The traffic was so thick we didn’t make it to the city until well after dark. We were having trouble reading the map. We drove through Georgetown which we didn’t realize at the time. A few turns later, we were driving along the Mall taking in the Lincoln and Washington monuments, the Capital in the distance. It was inspiring. We’d never seen the monuments lit up at night.
I’m not sure how but a moment later we were sitting in front of the White House – you could still drive by in those days. We had no idea where to park the truck. So we didn’t. We just slowed down and Joni took a picture of the White House through the passenger side window.
Next “stop,” Baltimore. It was getting late. Again, we didn’t park. We drove down to the Harbor, back to the Interstate and on to the next city.
In Philadelphia, we never found Independence Hall.

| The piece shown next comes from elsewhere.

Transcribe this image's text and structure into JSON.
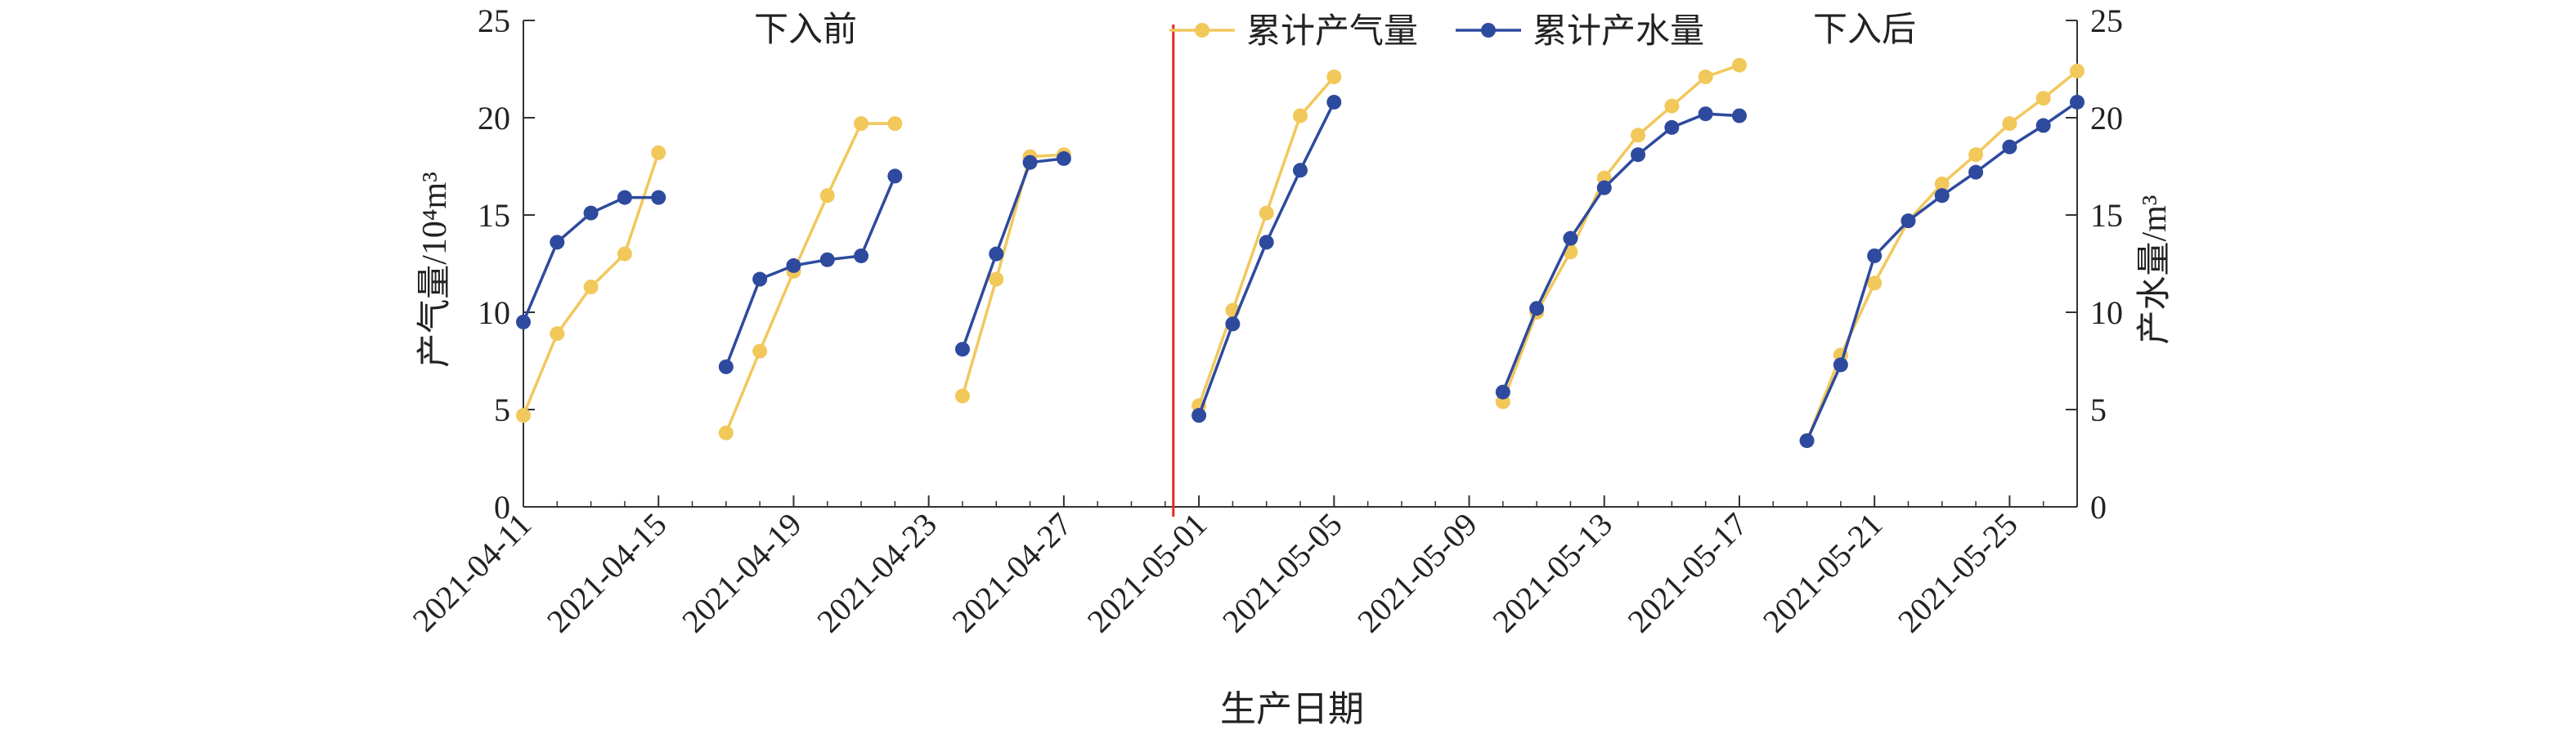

In New York, we drove through Times Square and then down to Battery Park. We pulled over on a side street into what we thought was a parking spot. We climbed on top of the U-Haul to get a better view of the Statue of Liberty. We didn’t want to leave the truck.
Then, someone yelled at us. I have no idea what they said. But, we got back in the truck as fast as we could and tried to escape the city.
We visited Atlantic City between our drive-bys in Philadelphia and New York. We drove through New Jersey in the middle of the night. It was pouring rain. Joni could not stay awake. I pulled the U-Haul under an overpass and parked, waiting for the rain to let up. A New Jersey trooper stopped to check on us. He told us it was not safe to park there. We went on.
We arrived in Atlantic City at five a.m. – just as the casinos were shutting down. They wouldn’t re-open for another hour or two. So, we headed for the boardwalk. We had finally found a place to park the truck. There were only a few people out – clearly at the end of a night that involved alcohol.
Joni and I were mesmerized by the waves. They rolled toward shore in a perfect rhythm like a metronome. One after another. The same height. Uniform distance. It was hypnotic.
We stood there for fifteen or twenty minutes studying the waves. After careful consideration and drawing on our collective knowledge of oceans that we’d learned on the prairie, we agreed, “Cool wave machine!”
We headed back to the U-Haul to complete our trip to Boston.
For those who might be wondering… Yes, we really thought a machine was making the waves.